At her initial public Zoom meeting after the BET budget request, Superintendent Jones made her first comments about the budget.
Instead of signaling a sense of calm in challenging times she referred to the budget as “scary” that it was “unexpected” finally adding “I was shocked”. This did not instill confidence and only added to the anxiety of concerned

On the same call, BOE Democrat Christina Downy stated that the $3million budget gap would equate to laying off “Thirty staff, that’s a real number, and people need to know that”.

Again, very reassuring to concerned parents on the call. BOE Democrat Kathleen Stowe called the BET budget request “pretty draconian”.
More gasoline on the fire.

Thus, began a repetitive theme that continued for more than two months. Thirty to Fifty Teachers could lose their jobs. Essential school programs for our children would be cut. Class sizes would increase to 30-35 children. Of course, none of this happened. An interim appropriation request of $1.2million by the BOE was retracted after enough funds were identified from savings generated by schools’ closure from March to June. As for the $3million gap, it was covered by cuts to non-essential items and over $2.1million in savings from a renegotiated transportation contract.
District COO Sean O’Keefe deserves congratulations for his successful efforts in renegotiating the transport contract and finding ways to meet the budget request of the BET.

In the end, people did their jobs, identified areas where savings could be secured and achieved results. The BET guidelines were met. The refrain of imminent teacher firings, schools being “gutted” and our children being “betrayed” have evaporated into the ether. But this was ultimately not about schools. It was about politics.

These types of highly aggressive political tactics by Democrats will continue through the November elections. Just today, a letter was published in the Greenwich Time and Greenwich Free Press by Waste Free Greenwich founder Julie DesChamps in which she accuses the Greenwich community of committing “environmental racism” because the RTM overwhelmingly voted against implementing Pay-As-You-Throw (PAYT) as a way to close a waste management budget gap.

In her letter, Ms. DesChamps praises several BET Democrats and accuses Republicans of “legislative manipulation” and attempting to “gag proponents” of PAYT. She conveniently omits that all six BET Democrats signed a letter to the Greenwich Free Press in February opposing PAYT (Feb 26). When democracy doesn’t serve their purposes, they are quick to
accuse others of wrongdoing or blame the system.

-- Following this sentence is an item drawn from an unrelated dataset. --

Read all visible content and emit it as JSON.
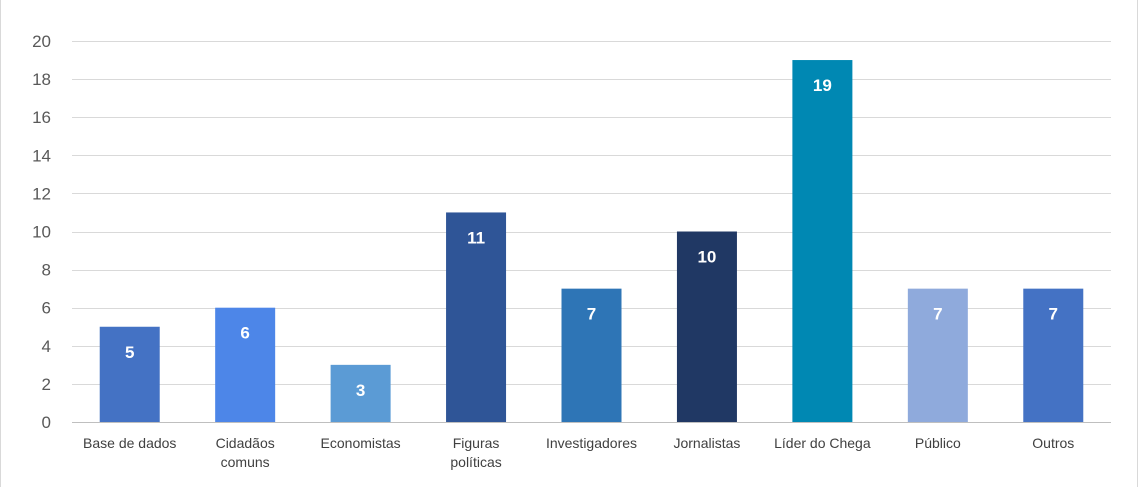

Town Democrats have decided to take a cue from their National Party and local politics have begun to bear unfortunate similarities to the increasingly ugly national discourse. They are employing aggressive, confrontational strategies against those who don’t share their views on local issues. This is not good for the country, and it is equally ominous for Greenwich.
Our community has always been a bastion of personal civility, financial prudence and honest, civil debate on local issues. To stray too far from
these traditional characteristics is a course of action we may not soon recover from. The old adage “all politics are local” is true. But when it
comes to local politics, all debate should be civil.